In the event that the air carriers agree to push the PNR data to CBP, the agency will engage in discussions with the air carriers regarding the possibility of pushing PNR data at periodic intervals between 72 hours before departure of the flight from a foreign point and the flight’s arrival in the United States, or within 72 hours before the departure of the flight from the United States, as applicable. CBP seeks to utilise a method of pushing the necessary PNR data that meets the agency’s needs for effective risk assessment, while minimising the economic impact upon air carriers.
These authorised CBP users would include employees assigned to analytical units in the field offices, as well as employees assigned to the National Targeting Center. As indicated previously, persons charged with maintaining, developing or auditing the CBP database will also have access to such data for those limited purposes.
Although the PNR record is not technically deleted when it is transferred to the Deleted Record File, it is stored as raw data (not a readily searchable form and, therefore, of no use for ‘traditional’ law enforcement investigations) and is only available to authorised personnel in the Office of Internal Affairs for CBP (and in some cases the Office of the Inspector General in connection with audits) and personnel responsible for maintaining the database in CBP’s Office of Information Technology, on a ‘need to know’ basis.
Access by ‘contractors’ to any PNR data contained in the CBP computer systems would be confined to persons under contract with CBP to assist in the maintenance or development of CBP’s computer system.
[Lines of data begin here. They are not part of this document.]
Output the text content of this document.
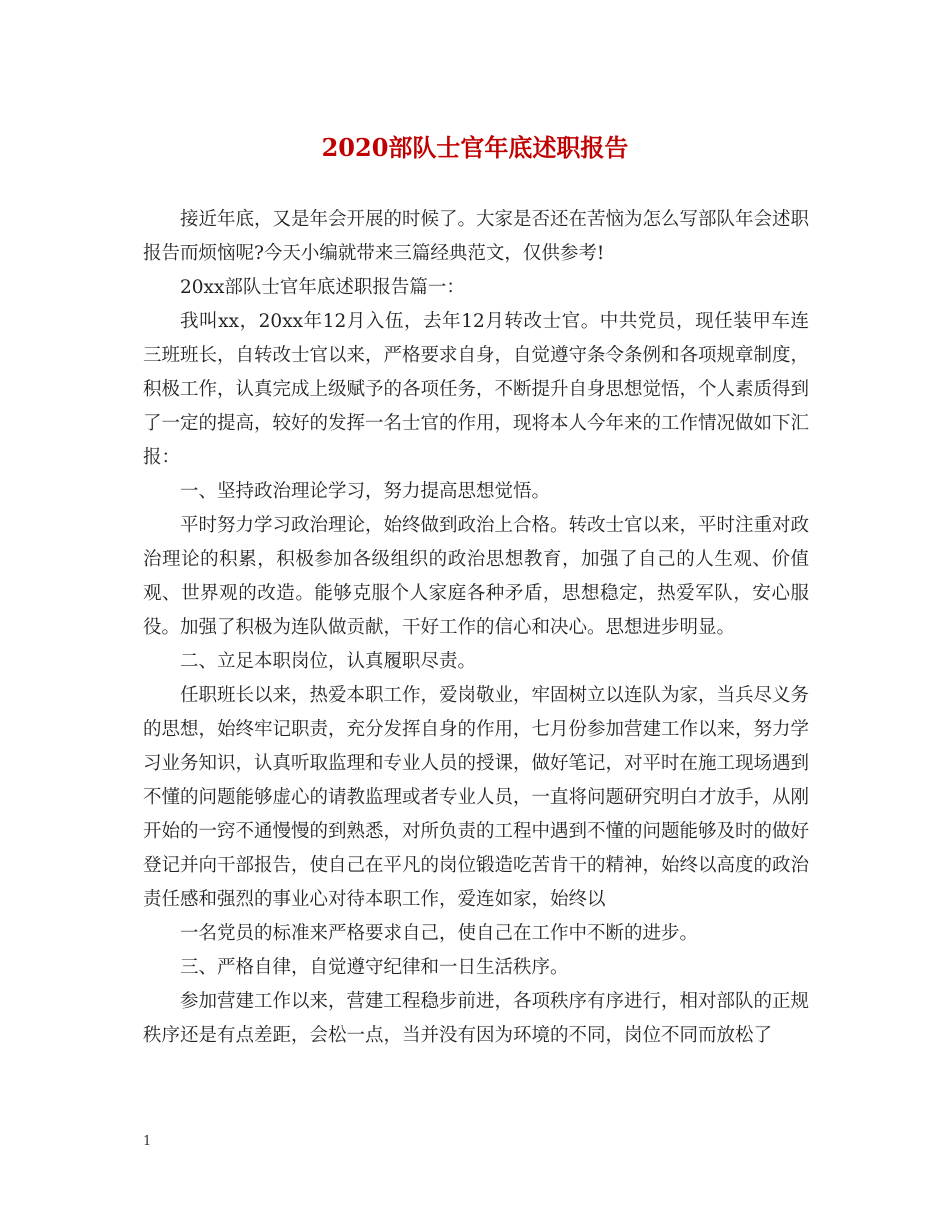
2020部队士官年底述职报告

接近年底，又是年会开展的时候了。大家是否还在苦恼为怎么写部队年会述职报告而烦恼呢?今天小编就带来三篇经典范文，仅供参考!

20xx部队士官年底述职报告篇一：

我叫xx，20xx年12月入伍，去年12月转改士官。中共党员，现任装甲车连三班班长，自转改士官以来，严格要求自身，自觉遵守条令条例和各项规章制度，积极工作，认真完成上级赋予的各项任务，不断提升自身思想觉悟，个人素质得到了一定的提高，较好的发挥一名士官的作用，现将本人今年来的工作情况做如下汇报：

一、坚持政治理论学习，努力提高思想觉悟。

平时努力学习政治理论，始终做到政治上合格。转改士官以来，平时注重对政治理论的积累，积极参加各级组织的政治思想教育，加强了自己的人生观、价值观、世界观的改造。能够克服个人家庭各种矛盾，思想稳定，热爱军队，安心服役。加强了积极为连队做贡献，干好工作的信心和决心。思想进步明显。

二、立足本职岗位，认真履职尽责。

任职班长以来，热爱本职工作，爱岗敬业，牢固树立以连队为家，当兵尽义务的思想，始终牢记职责，充分发挥自身的作用，七月份参加营建工作以来，努力学习业务知识，认真听取监理和专业人员的授课，做好笔记，对平时在施工现场遇到不懂的问题能够虚心的请教监理或者专业人员，一直将问题研究明白才放手，从刚开始的一窍不通慢慢的到熟悉，对所负责的工程中遇到不懂的问题能够及时的做好登记并向干部报告，使自己在平凡的岗位锻造吃苦肯干的精神，始终以高度的政治责任感和强烈的事业心对待本职工作，爱连如家，始终以

一名党员的标准来严格要求自己，使自己在工作中不断的进步。

三、严格自律，自觉遵守纪律和一日生活秩序。

参加营建工作以来，营建工程稳步前进，各项秩序有序进行，相对部队的正规秩序还是有点差距，会松一点，当并没有因为环境的不同，岗位不同而放松了

1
CBP would invoke these exemptions uniformly, without regard to the nationality or country of residence of the subject of the data.
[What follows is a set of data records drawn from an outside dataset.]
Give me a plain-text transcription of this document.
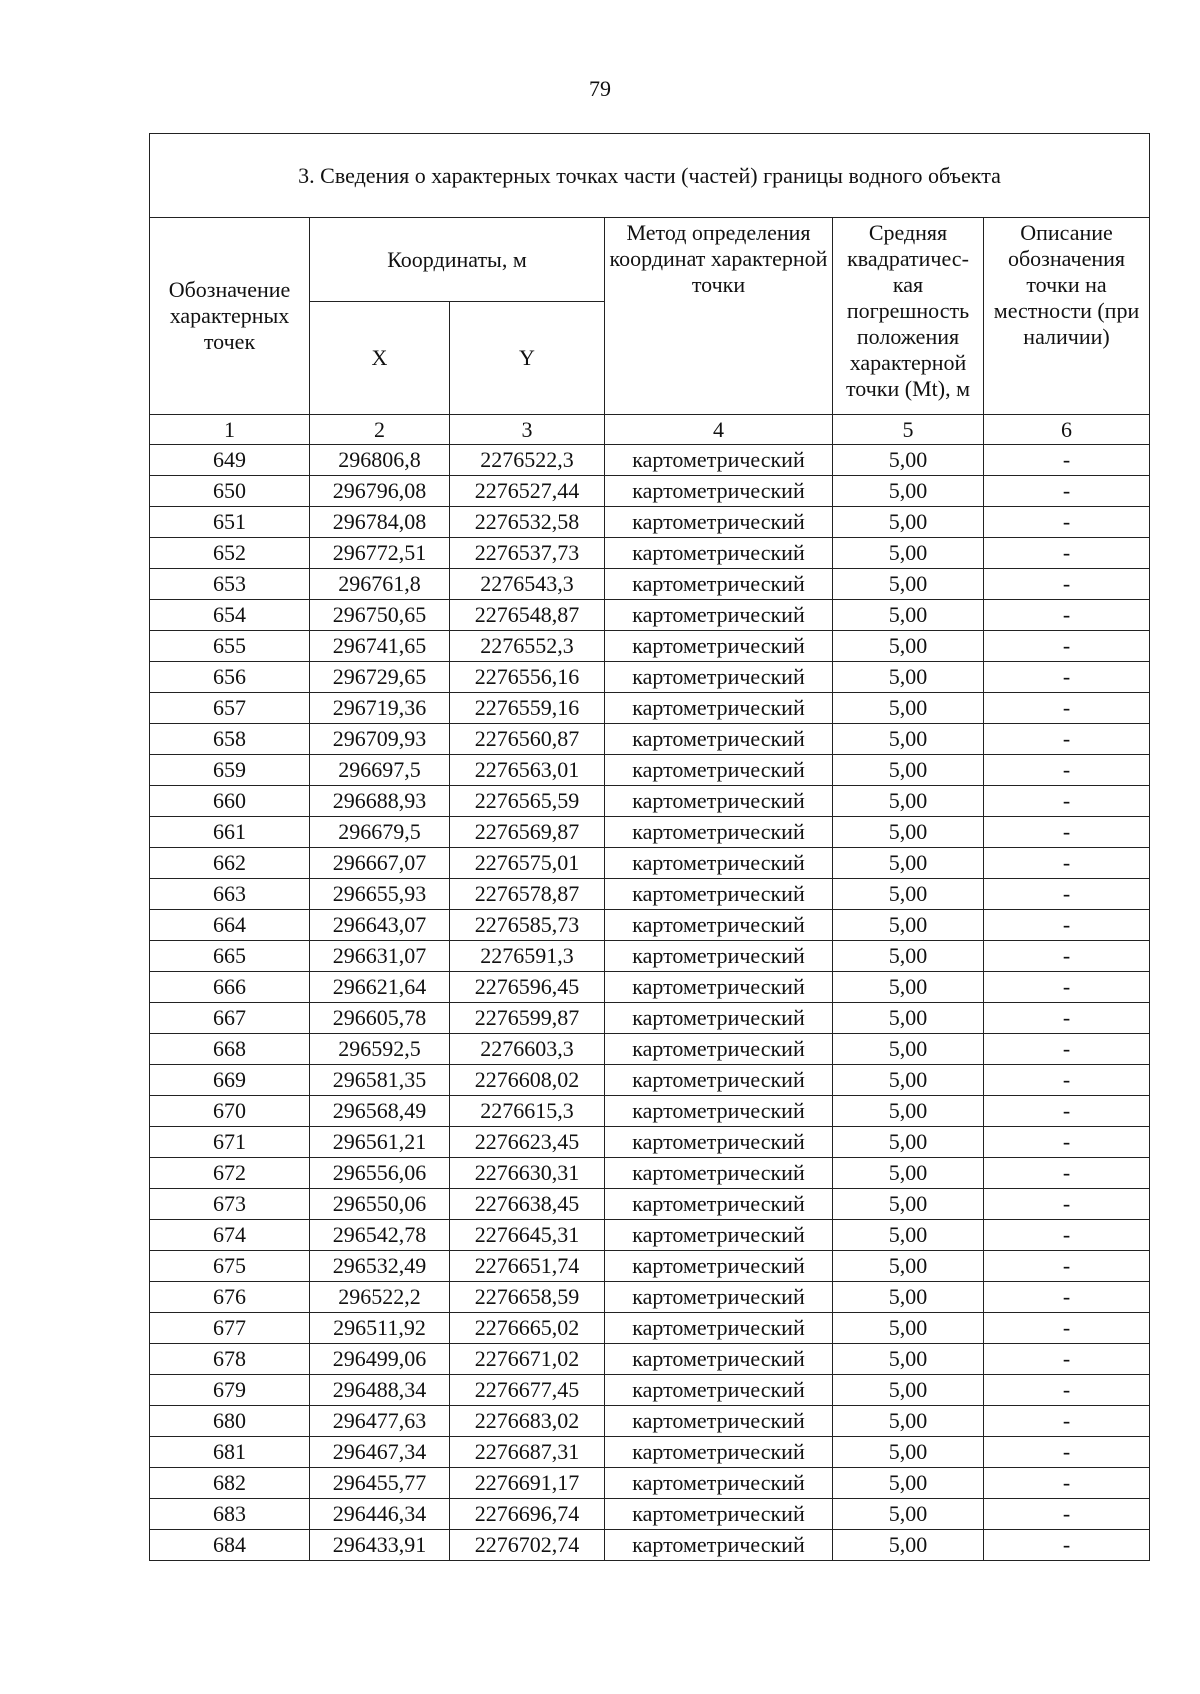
79
3. Сведения о характерных точках части (частей) границы водного объекта					
Обозначение характерных точек	Координаты, м		Метод определения координат характерной точки	Средняя квадратичес-кая погрешность положения характерной точки (Mt), м	Описание обозначения точки на местности (при наличии)
	X	Y			
1	2	3	4	5	6
649	296806,8	2276522,3	картометрический	5,00	-
650	296796,08	2276527,44	картометрический	5,00	-
651	296784,08	2276532,58	картометрический	5,00	-
652	296772,51	2276537,73	картометрический	5,00	-
653	296761,8	2276543,3	картометрический	5,00	-
654	296750,65	2276548,87	картометрический	5,00	-
655	296741,65	2276552,3	картометрический	5,00	-
656	296729,65	2276556,16	картометрический	5,00	-
657	296719,36	2276559,16	картометрический	5,00	-
658	296709,93	2276560,87	картометрический	5,00	-
659	296697,5	2276563,01	картометрический	5,00	-
660	296688,93	2276565,59	картометрический	5,00	-
661	296679,5	2276569,87	картометрический	5,00	-
662	296667,07	2276575,01	картометрический	5,00	-
663	296655,93	2276578,87	картометрический	5,00	-
664	296643,07	2276585,73	картометрический	5,00	-
665	296631,07	2276591,3	картометрический	5,00	-
666	296621,64	2276596,45	картометрический	5,00	-
667	296605,78	2276599,87	картометрический	5,00	-
668	296592,5	2276603,3	картометрический	5,00	-
669	296581,35	2276608,02	картометрический	5,00	-
670	296568,49	2276615,3	картометрический	5,00	-
671	296561,21	2276623,45	картометрический	5,00	-
672	296556,06	2276630,31	картометрический	5,00	-
673	296550,06	2276638,45	картометрический	5,00	-
674	296542,78	2276645,31	картометрический	5,00	-
675	296532,49	2276651,74	картометрический	5,00	-
676	296522,2	2276658,59	картометрический	5,00	-
677	296511,92	2276665,02	картометрический	5,00	-
678	296499,06	2276671,02	картометрический	5,00	-
679	296488,34	2276677,45	картометрический	5,00	-
680	296477,63	2276683,02	картометрический	5,00	-
681	296467,34	2276687,31	картометрический	5,00	-
682	296455,77	2276691,17	картометрический	5,00	-
683	296446,34	2276696,74	картометрический	5,00	-
684	296433,91	2276702,74	картометрический	5,00	-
By ‘rectify’, CBP wishes to make clear that it will not be authorised to revise the data within the PNR record that it accesses from the air carriers. Rather, a separate record linked to the PNR record will be created to note that the data were determined to be inaccurate and the proper correction. Specifically, CBP will annotate the passenger’s secondary examination record to reflect that certain data in the PNR may be or are inaccurate.
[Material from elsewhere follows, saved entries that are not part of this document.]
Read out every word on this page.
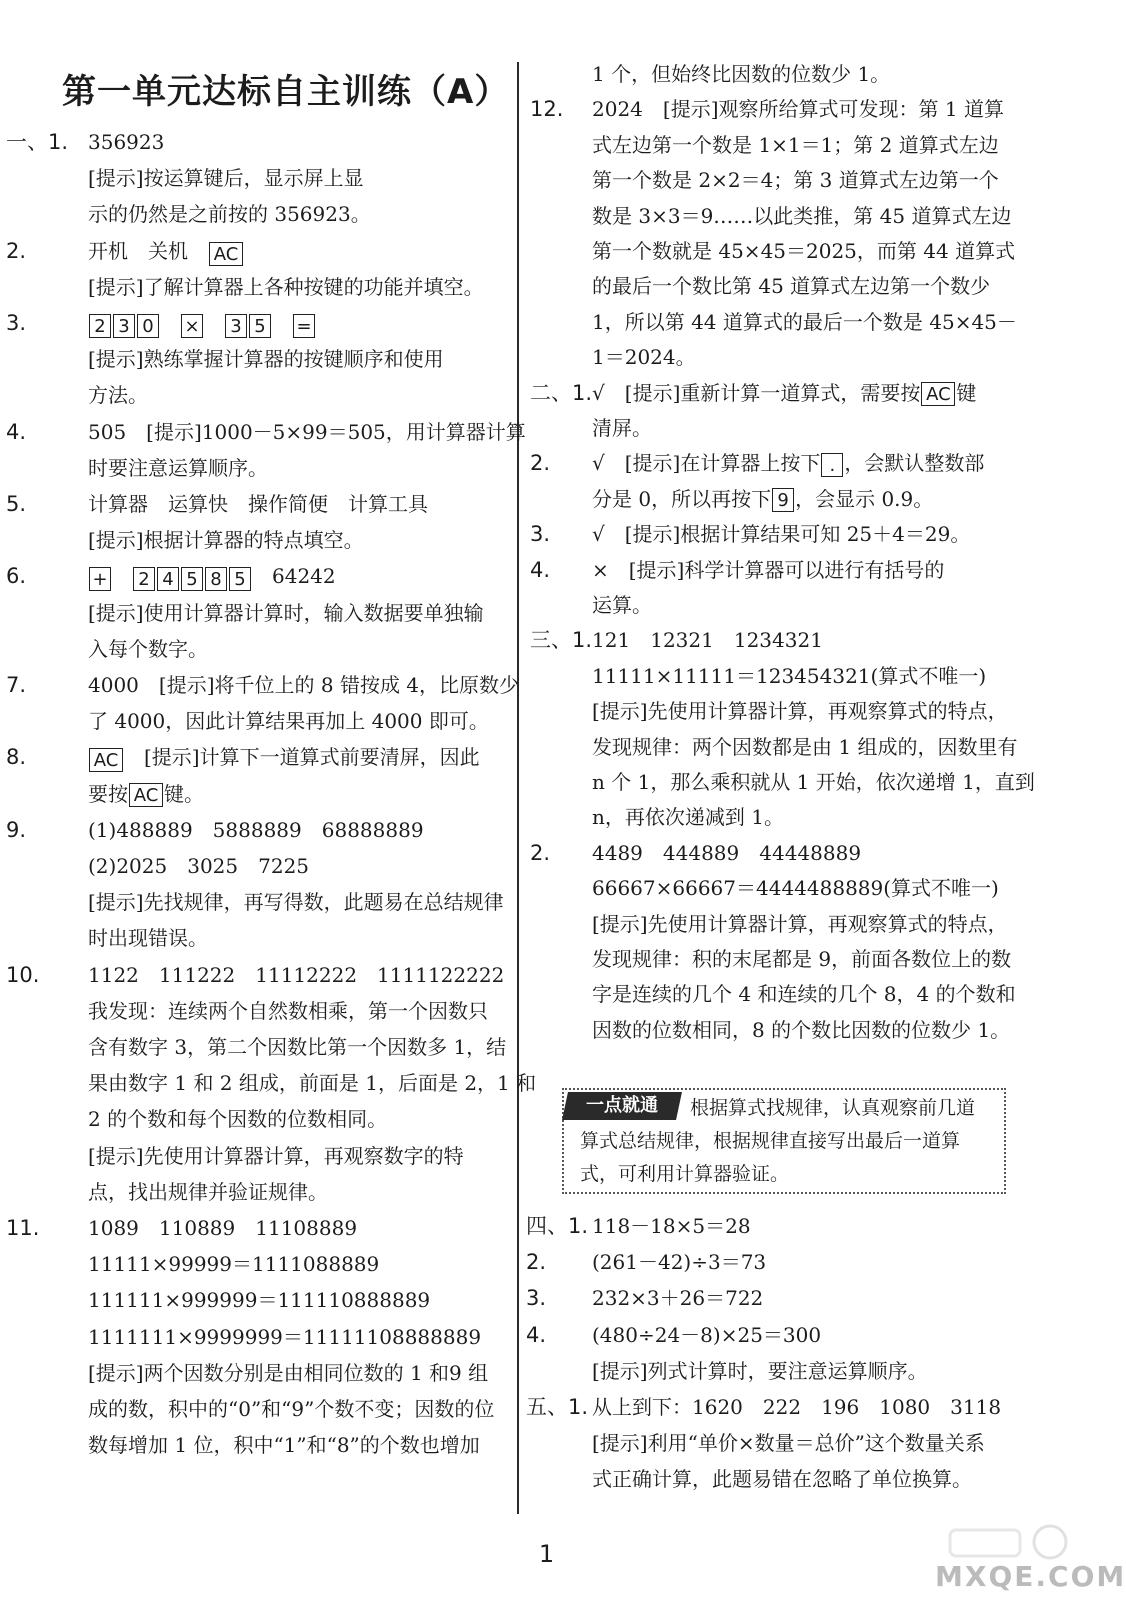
第一单元达标自主训练（A）
一、1. 356923
[提示]按运算键后，显示屏上显
示的仍然是之前按的 356923。
2.	开机　关机　AC
[提示]了解计算器上各种按键的功能并填空。
3.	2 3 0　 ×　 3 5　 =
[提示]熟练掌握计算器的按键顺序和使用
方法。
4.	505　[提示]1000－5×99＝505，用计算器计算
时要注意运算顺序。
5.	计算器　运算快　操作简便　计算工具
[提示]根据计算器的特点填空。
6.	+　 2 4 5 8 5　64242
[提示]使用计算器计算时，输入数据要单独输
入每个数字。
7.	4000　[提示]将千位上的 8 错按成 4，比原数少
了 4000，因此计算结果再加上 4000 即可。
8.	AC　[提示]计算下一道算式前要清屏，因此
要按 AC 键。
9.	(1)488889　5888889　68888889
(2)2025　3025　7225
[提示]先找规律，再写得数，此题易在总结规律
时出现错误。
10. 1122　111222　11112222　1111122222
我发现：连续两个自然数相乘，第一个因数只
含有数字 3，第二个因数比第一个因数多 1，结
果由数字 1 和 2 组成，前面是 1，后面是 2，1 和
2 的个数和每个因数的位数相同。
[提示]先使用计算器计算，再观察数字的特
点，找出规律并验证规律。
11. 1089　110889　11108889
11111×99999＝1111088889
111111×999999＝111110888889
1111111×9999999＝11111108888889
[提示]两个因数分别是由相同位数的 1 和9 组
成的数，积中的“0”和“9”个数不变；因数的位
数每增加 1 位，积中“1”和“8”的个数也增加
1 个，但始终比因数的位数少 1。
12. 2024　[提示]观察所给算式可发现：第 1 道算
式左边第一个数是 1×1＝1；第 2 道算式左边
第一个数是 2×2＝4；第 3 道算式左边第一个
数是 3×3＝9……以此类推，第 45 道算式左边
第一个数就是 45×45＝2025，而第 44 道算式
的最后一个数比第 45 道算式左边第一个数少
1，所以第 44 道算式的最后一个数是 45×45－
1＝2024。
二、1.√　[提示]重新计算一道算式，需要按 AC 键
清屏。
2. √　[提示]在计算器上按下 . ，会默认整数部
分是 0，所以再按下 9 ，会显示 0.9。
3. √　[提示]根据计算结果可知 25＋4＝29。
4. ×　[提示]科学计算器可以进行有括号的
运算。
三、1.121　12321　1234321
11111×11111＝123454321(算式不唯一)
[提示]先使用计算器计算，再观察算式的特点，
发现规律：两个因数都是由 1 组成的，因数里有
n 个 1，那么乘积就从 1 开始，依次递增 1，直到
n，再依次递减到 1。
2. 4489　444889　44448889
66667×66667＝4444488889(算式不唯一)
[提示]先使用计算器计算，再观察算式的特点，
发现规律：积的末尾都是 9，前面各数位上的数
字是连续的几个 4 和连续的几个 8，4 的个数和
因数的位数相同，8 的个数比因数的位数少 1。
四、1. 118－18×5＝28
2. (261－42)÷3＝73
3. 232×3＋26＝722
4. (480÷24－8)×25＝300
[提示]列式计算时，要注意运算顺序。
五、1. 从上到下：1620　222　196　1080　3118
[提示]利用“单价×数量＝总价”这个数量关系
式正确计算，此题易错在忽略了单位换算。
一点就通	根据算式找规律，认真观察前几道
算式总结规律，根据规律直接写出最后一道算
式，可利用计算器验证。
1
MXQE.COM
The DHS Chief Privacy Officer is independent of any directorate within the Department of Homeland Security. She is statutorily obligated to ensure that personal information is used in a manner that complies with relevant laws (see footnote 13). The determinations of the Chief Privacy Officer shall be binding on the Department and may not be overturned on political grounds.
Pursuant to section 222 of the Homeland Security Act of 2002 (the Act) (Public Law 107-296, dated 25 November 2002), the Privacy Officer for DHS is charged with conducting a ‘privacy impact assessment’ of proposed rules of the Department on ‘the privacy of personal information, including the type of personal information collected and the number of people affected’ and must report to Congress on an annual basis regarding the ‘activities of the Department that affect privacy ...’. Section 222(5) of the Act also expressly directs the DHS Privacy Officer to hear and report to Congress regarding all ‘complaints of privacy violations’.
The composition of the teams on both sides will be notified to each other in advance and may include appropriate authorities concerned with privacy/data protection, customs control and other forms of law enforcement, border security and/or aviation security. Participating authorities will be required to obtain any necessary security clearances and will adhere to the confidentiality of the discussions and documentation to which they may be given access. Confidentiality will not however be an obstacle to each side making an appropriate report on the results of the joint review to their respective competent authorities, including the US Congress and the European Parliament. However, under no circumstances may participating authorities disclose any personal data of a data subject; nor may participating authorities disclose any non-public information derived from documents to which they are given access, or any operational or internal agency information they obtain during the joint review. The two sides will mutually determine the detailed modalities of the joint review.